Abnormally rainy spring weather has caused quite a few fvolks to delay planting gardens and flower beds this year.  We do have good supplies of most varieties of vegetable 4-paks and single paks as well as all kinds of annual flowers.  Warmer weather  that is coming next week will really activate any vegetable or flower liners planted this week so despite the delays you should be ablve to have great eating and nice flowers this season.

8 thoughts on “Vegetable Garden”

  1. I’m dPing the same thing with my garden,for the second year in a row, and it’s a good thing! I m in a quandary though…. How would I go about growing carrots and beets this way? In slits?

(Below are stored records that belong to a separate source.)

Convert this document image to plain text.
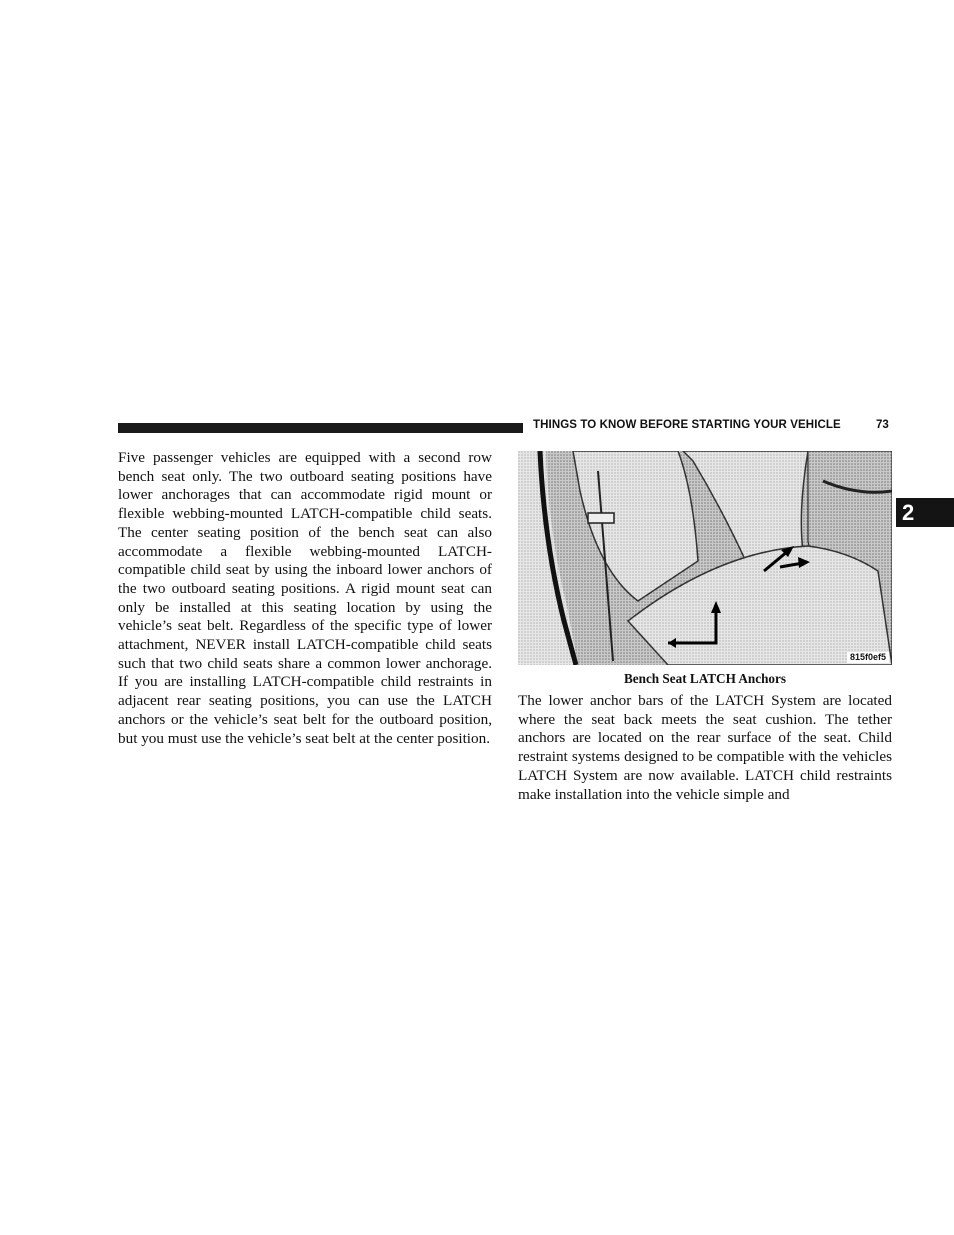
THINGS TO KNOW BEFORE STARTING YOUR VEHICLE	73
2

Five passenger vehicles are equipped with a second row bench seat only. The two outboard seating positions have lower anchorages that can accommodate rigid mount or flexible webbing-mounted LATCH-compatible child seats. The center seating position of the bench seat can also accommodate a flexible webbing-mounted LATCH-compatible child seat by using the inboard lower anchors of the two outboard seating positions. A rigid mount seat can only be installed at this seating location by using the vehicle’s seat belt. Regardless of the specific type of lower attachment, NEVER install LATCH-compatible child seats such that two child seats share a common lower anchorage. If you are installing LATCH-compatible child restraints in adjacent rear seating positions, you can use the LATCH anchors or the vehicle’s seat belt for the outboard position, but you must use the vehicle’s seat belt at the center position.

815f0ef5
Bench Seat LATCH Anchors

The lower anchor bars of the LATCH System are located where the seat back meets the seat cushion. The tether anchors are located on the rear surface of the seat. Child restraint systems designed to be compatible with the vehicles LATCH System are now available. LATCH child restraints make installation into the vehicle simple and
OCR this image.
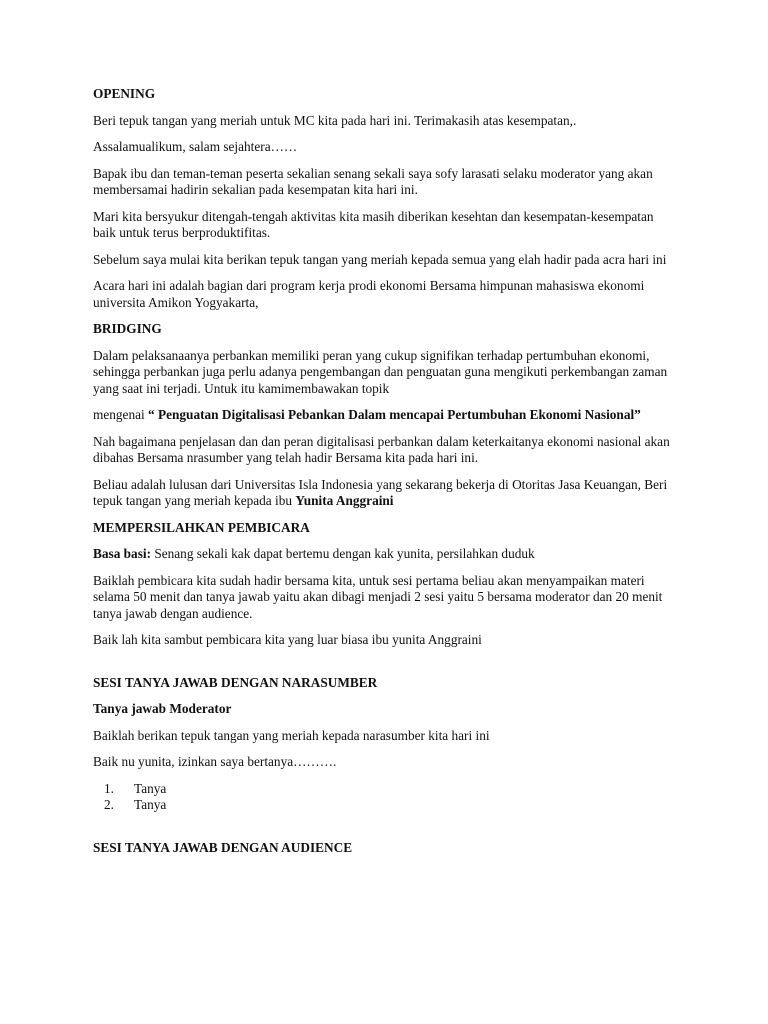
OPENING

Beri tepuk tangan yang meriah untuk MC kita pada hari ini. Terimakasih atas kesempatan,.

Assalamualikum, salam sejahtera……

Bapak ibu dan teman-teman peserta sekalian senang sekali saya sofy larasati selaku moderator yang akan membersamai hadirin sekalian pada kesempatan kita hari ini.

Mari kita bersyukur ditengah-tengah aktivitas kita masih diberikan kesehtan dan kesempatan-kesempatan baik untuk terus berproduktifitas.

Sebelum saya mulai kita berikan tepuk tangan yang meriah kepada semua yang elah hadir pada acra hari ini

Acara hari ini adalah bagian dari program kerja prodi ekonomi Bersama himpunan mahasiswa ekonomi universita Amikon Yogyakarta,

BRIDGING

Dalam pelaksanaanya perbankan memiliki peran yang cukup signifikan terhadap pertumbuhan ekonomi, sehingga perbankan juga perlu adanya pengembangan dan penguatan guna mengikuti perkembangan zaman yang saat ini terjadi. Untuk itu kamimembawakan topik

mengenai “ Penguatan Digitalisasi Pebankan Dalam mencapai Pertumbuhan Ekonomi Nasional”

Nah bagaimana penjelasan dan dan peran digitalisasi perbankan dalam keterkaitanya ekonomi nasional akan dibahas Bersama nrasumber yang telah hadir Bersama kita pada hari ini.

Beliau adalah lulusan dari Universitas Isla Indonesia yang sekarang bekerja di Otoritas Jasa Keuangan, Beri tepuk tangan yang meriah kepada ibu Yunita Anggraini

MEMPERSILAHKAN PEMBICARA

Basa basi: Senang sekali kak dapat bertemu dengan kak yunita, persilahkan duduk

Baiklah pembicara kita sudah hadir bersama kita, untuk sesi pertama beliau akan menyampaikan materi selama 50 menit dan tanya jawab yaitu akan dibagi menjadi 2 sesi yaitu 5 bersama moderator dan 20 menit tanya jawab dengan audience.

Baik lah kita sambut pembicara kita yang luar biasa ibu yunita Anggraini

SESI TANYA JAWAB DENGAN NARASUMBER

Tanya jawab Moderator

Baiklah berikan tepuk tangan yang meriah kepada narasumber kita hari ini

Baik nu yunita, izinkan saya bertanya……….

1.	Tanya
2.	Tanya

SESI TANYA JAWAB DENGAN AUDIENCE
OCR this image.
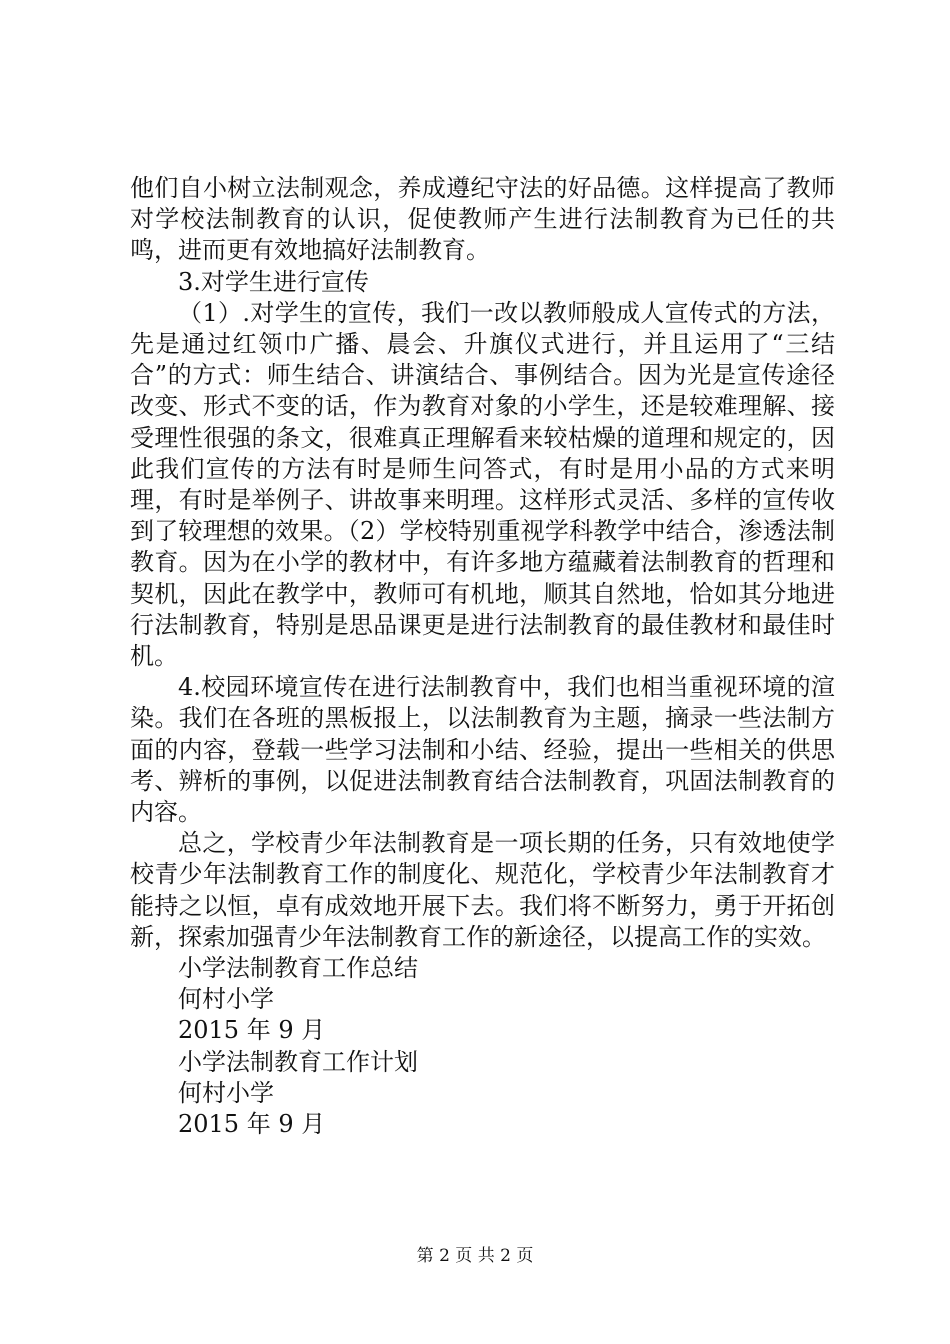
他们自小树立法制观念，养成遵纪守法的好品德。这样提高了教师对学校法制教育的认识，促使教师产生进行法制教育为已任的共鸣，进而更有效地搞好法制教育。

3.对学生进行宣传

（1）.对学生的宣传，我们一改以教师般成人宣传式的方法，先是通过红领巾广播、晨会、升旗仪式进行，并且运用了“三结合”的方式：师生结合、讲演结合、事例结合。因为光是宣传途径改变、形式不变的话，作为教育对象的小学生，还是较难理解、接受理性很强的条文，很难真正理解看来较枯燥的道理和规定的，因此我们宣传的方法有时是师生问答式，有时是用小品的方式来明理，有时是举例子、讲故事来明理。这样形式灵活、多样的宣传收到了较理想的效果。（2）学校特别重视学科教学中结合，渗透法制教育。因为在小学的教材中，有许多地方蕴藏着法制教育的哲理和契机，因此在教学中，教师可有机地，顺其自然地，恰如其分地进行法制教育，特别是思品课更是进行法制教育的最佳教材和最佳时机。

4.校园环境宣传在进行法制教育中，我们也相当重视环境的渲染。我们在各班的黑板报上，以法制教育为主题，摘录一些法制方面的内容，登载一些学习法制和小结、经验，提出一些相关的供思考、辨析的事例，以促进法制教育结合法制教育，巩固法制教育的内容。

总之，学校青少年法制教育是一项长期的任务，只有效地使学校青少年法制教育工作的制度化、规范化，学校青少年法制教育才能持之以恒，卓有成效地开展下去。我们将不断努力，勇于开拓创新，探索加强青少年法制教育工作的新途径，以提高工作的实效。

小学法制教育工作总结

何村小学

2015 年 9 月

小学法制教育工作计划

何村小学

2015 年 9 月

第 2 页 共 2 页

  2. Is there any issue with water not evaporating, And causing the soil to be too heavy for the roots?

  3. We haven’t experienced any issues with trapped moisture. Probably because the fabric is dark like the soil itself, it warms the same way exposed soil might and it’s a woven material so it does’t prevent water an air from going in or out.

  4. I just came across this blog post. I am looking in to using landscape fabric to help cut down the weeds as well. I was curious how your low heat tolerant plants hold up on heat of the black fabric… Do you plant any rows of leaf lettuce in the fabric?

  5. We use a heavy grade commercial fabric. When you cut holes – you need to fold it back to make an edge – somewhat like hemming a skirt. Then secure with a sod staple.